One of the biggest stories of the 2014 Winter Olympic Games in Sochi, Russia has been the poor accommodations for athletes and journalists alike.
While the athletes have been fairly quiet, some journalists have been commenting on unfinished hotels, lack of electricity and general chaos when it comes to getting a place to stay.
Mark Connolly, who works for the Canadian Broadcast Corporation, is one of those journalists. His place basically proved the old adage, “Don’t judge a book by its cover.”
“From the outside, they looked fantastic,” he told News/Talk 92.3 KTAR’s Mac & Gaydos on Friday. “But as I got closer, I could see the foyer of my apartment building was just a disaster. I mean, it looked like they were still building it.”
Connolly said there was garbage and debris everywhere and it smelled like drywall dust. But that wasn’t his favorite part.
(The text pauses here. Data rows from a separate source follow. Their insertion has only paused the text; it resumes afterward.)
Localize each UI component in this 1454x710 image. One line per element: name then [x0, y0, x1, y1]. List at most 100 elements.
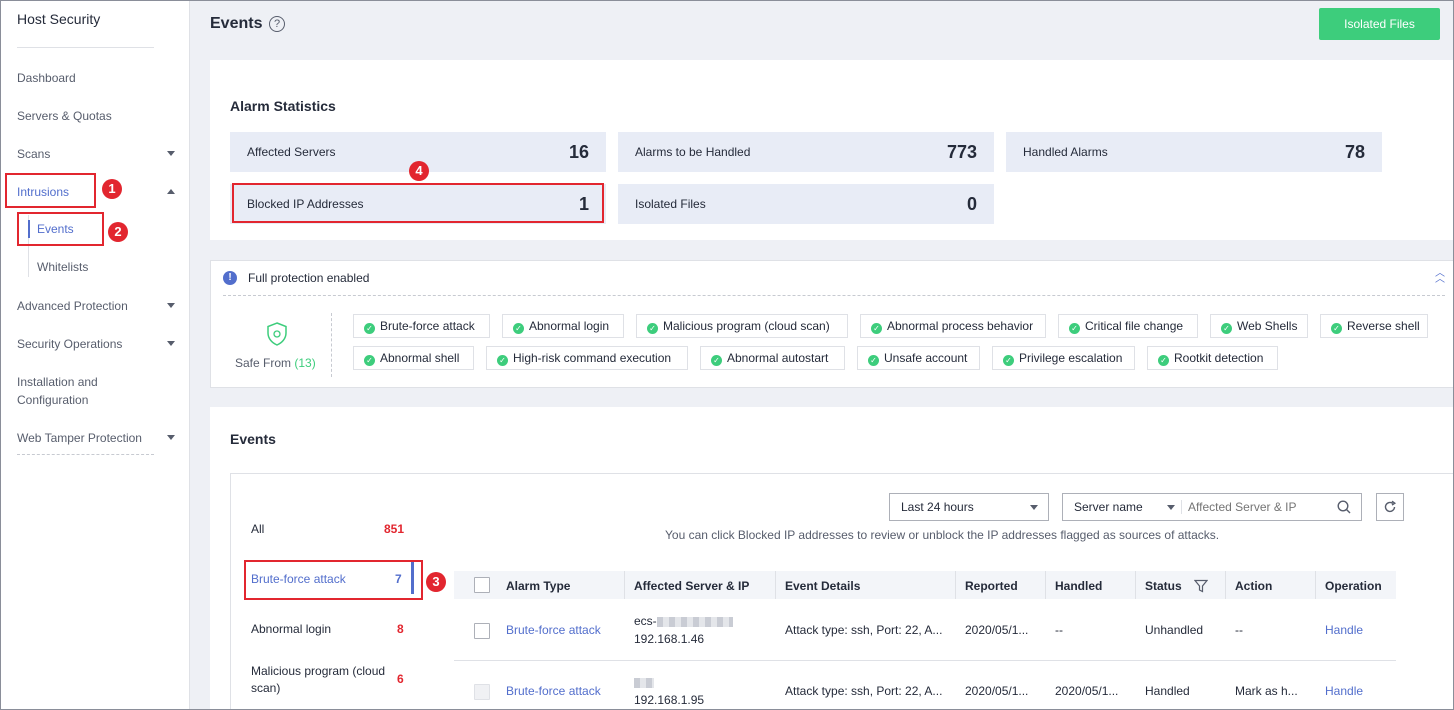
stat-label: Affected Servers: [247, 145, 336, 159]
check-circle-icon: ✓: [497, 355, 508, 366]
category-abnormal-login[interactable]: Abnormal login: [251, 622, 331, 636]
chevron-down-icon: [167, 341, 175, 346]
protection-tag: ✓ Rootkit detection: [1147, 346, 1278, 370]
sidebar-item-advanced-protection[interactable]: Advanced Protection: [17, 297, 177, 315]
handle-link[interactable]: Handle: [1325, 623, 1363, 637]
sidebar-item-security-operations[interactable]: Security Operations: [17, 335, 177, 353]
tag-label: Brute-force attack: [380, 319, 475, 333]
server-ip: 192.168.1.95: [634, 693, 705, 707]
tag-label: Reverse shell: [1347, 319, 1420, 333]
category-all[interactable]: All: [251, 522, 264, 536]
step-badge: 2: [108, 222, 128, 242]
stat-value: 78: [1344, 142, 1365, 162]
action-text: --: [1235, 623, 1243, 637]
protection-tag: ✓ Privilege escalation: [992, 346, 1135, 370]
check-circle-icon: ✓: [1331, 323, 1342, 334]
question-circle-icon[interactable]: ?: [269, 16, 285, 32]
sidebar-item-label: Scans: [17, 147, 51, 161]
column-divider: [1045, 571, 1046, 599]
divider: [1181, 500, 1182, 514]
filter-icon[interactable]: [1194, 579, 1208, 593]
column-header: Status: [1145, 579, 1182, 593]
time-range-select[interactable]: Last 24 hours: [889, 493, 1049, 521]
tag-label: Abnormal autostart: [727, 351, 829, 365]
sidebar-item-label: Security Operations: [17, 337, 123, 351]
check-circle-icon: ✓: [871, 323, 882, 334]
safe-from-text: Safe From: [235, 356, 292, 370]
alarm-type-link[interactable]: Brute-force attack: [506, 623, 601, 637]
check-circle-icon: ✓: [513, 323, 524, 334]
chevron-down-icon: [167, 303, 175, 308]
server-field-select[interactable]: Server name: [1063, 494, 1181, 520]
sidebar-item-servers-quotas[interactable]: Servers & Quotas: [17, 107, 177, 125]
protection-tag: ✓ Malicious program (cloud scan): [636, 314, 848, 338]
search-input[interactable]: [1188, 496, 1328, 518]
tag-label: Unsafe account: [884, 351, 968, 365]
column-header: Reported: [965, 579, 1018, 593]
category-malicious-program[interactable]: Malicious program (cloud scan): [251, 663, 391, 697]
sidebar: Host Security Dashboard Servers & Quotas…: [1, 1, 190, 709]
step-badge: 1: [102, 179, 122, 199]
handle-link[interactable]: Handle: [1325, 684, 1363, 698]
step-badge: 4: [409, 161, 429, 181]
check-circle-icon: ✓: [364, 355, 375, 366]
chevron-down-icon: [167, 151, 175, 156]
column-header: Alarm Type: [506, 579, 571, 593]
chevron-down-icon: [1167, 505, 1175, 510]
divider: [331, 313, 332, 377]
event-details: Attack type: ssh, Port: 22, A...: [785, 684, 943, 698]
refresh-icon: [1384, 500, 1397, 513]
stat-isolated-files[interactable]: Isolated Files 0: [618, 184, 994, 224]
chevron-up-icon: [167, 189, 175, 194]
refresh-button[interactable]: [1376, 493, 1404, 521]
redacted-block: [656, 616, 733, 627]
stat-handled-alarms[interactable]: Handled Alarms 78: [1006, 132, 1382, 172]
chevron-double-up-icon[interactable]: ︿ ︿: [1435, 269, 1445, 285]
select-value: Server name: [1074, 500, 1143, 514]
stat-label: Handled Alarms: [1023, 145, 1108, 159]
server-ip: 192.168.1.46: [634, 632, 705, 646]
sidebar-item-web-tamper-protection[interactable]: Web Tamper Protection: [17, 429, 177, 447]
column-divider: [624, 571, 625, 599]
protection-tag: ✓ Abnormal login: [502, 314, 624, 338]
stat-value: 0: [966, 194, 977, 214]
check-circle-icon: ✓: [1003, 355, 1014, 366]
category-count: 8: [397, 622, 404, 636]
sidebar-item-dashboard[interactable]: Dashboard: [17, 69, 177, 87]
select-all-checkbox[interactable]: [474, 577, 490, 593]
row-checkbox[interactable]: [474, 684, 490, 700]
row-divider: [454, 660, 1396, 661]
column-divider: [775, 571, 776, 599]
protection-tag: ✓ Abnormal autostart: [700, 346, 845, 370]
tag-label: High-risk command execution: [513, 351, 672, 365]
row-checkbox[interactable]: [474, 623, 490, 639]
highlight-box: [232, 183, 604, 223]
status-text: Unhandled: [1145, 623, 1204, 637]
chevron-down-icon: [167, 435, 175, 440]
highlight-box: [17, 212, 104, 246]
sidebar-item-scans[interactable]: Scans: [17, 145, 177, 163]
column-header: Affected Server & IP: [634, 579, 750, 593]
action-text: Mark as h...: [1235, 684, 1298, 698]
info-icon: !: [223, 271, 237, 285]
stat-alarms-to-handle[interactable]: Alarms to be Handled 773: [618, 132, 994, 172]
column-divider: [1225, 571, 1226, 599]
status-text: Handled: [1145, 684, 1190, 698]
sidebar-item-installation[interactable]: Installation and Configuration: [17, 373, 127, 409]
tag-label: Abnormal login: [529, 319, 610, 333]
server-name: ecs-: [634, 614, 733, 628]
column-header: Event Details: [785, 579, 861, 593]
alarm-type-link[interactable]: Brute-force attack: [506, 684, 601, 698]
category-count: 6: [397, 672, 404, 686]
safe-from-label: Safe From (13): [235, 356, 316, 370]
redacted-block: [634, 677, 654, 688]
search-icon[interactable]: [1337, 500, 1351, 514]
isolated-files-button[interactable]: Isolated Files: [1319, 8, 1440, 40]
protection-tag: ✓ Abnormal process behavior: [860, 314, 1046, 338]
protection-tag: ✓ Brute-force attack: [353, 314, 490, 338]
highlight-box: [5, 173, 96, 208]
check-circle-icon: ✓: [364, 323, 375, 334]
sidebar-title: Host Security: [17, 11, 101, 27]
protection-panel: ! Full protection enabled ︿ ︿ Safe From (…: [210, 260, 1453, 388]
sidebar-item-whitelists[interactable]: Whitelists: [37, 260, 88, 274]
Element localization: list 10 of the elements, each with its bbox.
“There were about 150 stand-up coat hangers…in the hallway. It was like trees.”
But his place wasn’t the worst. He had friends and colleagues who had no power, no hot water or, in one case, an open sewer pipe in their room.
So how do they house all the journalists? Connolly said some of his cameramen had to sleep on couches because they did not have beds and others are constantly on the move.
“They’ve been moving people around to different apartments if their apartment isn’t quite done,” he said.
Connolly brushed off rumors of cameras in the hotel rooms.
“I’ve been looking around for cameras but I haven’t seen any,” he laughed. “If they’re watching me, that’s fine. I don’t have anything to hide.”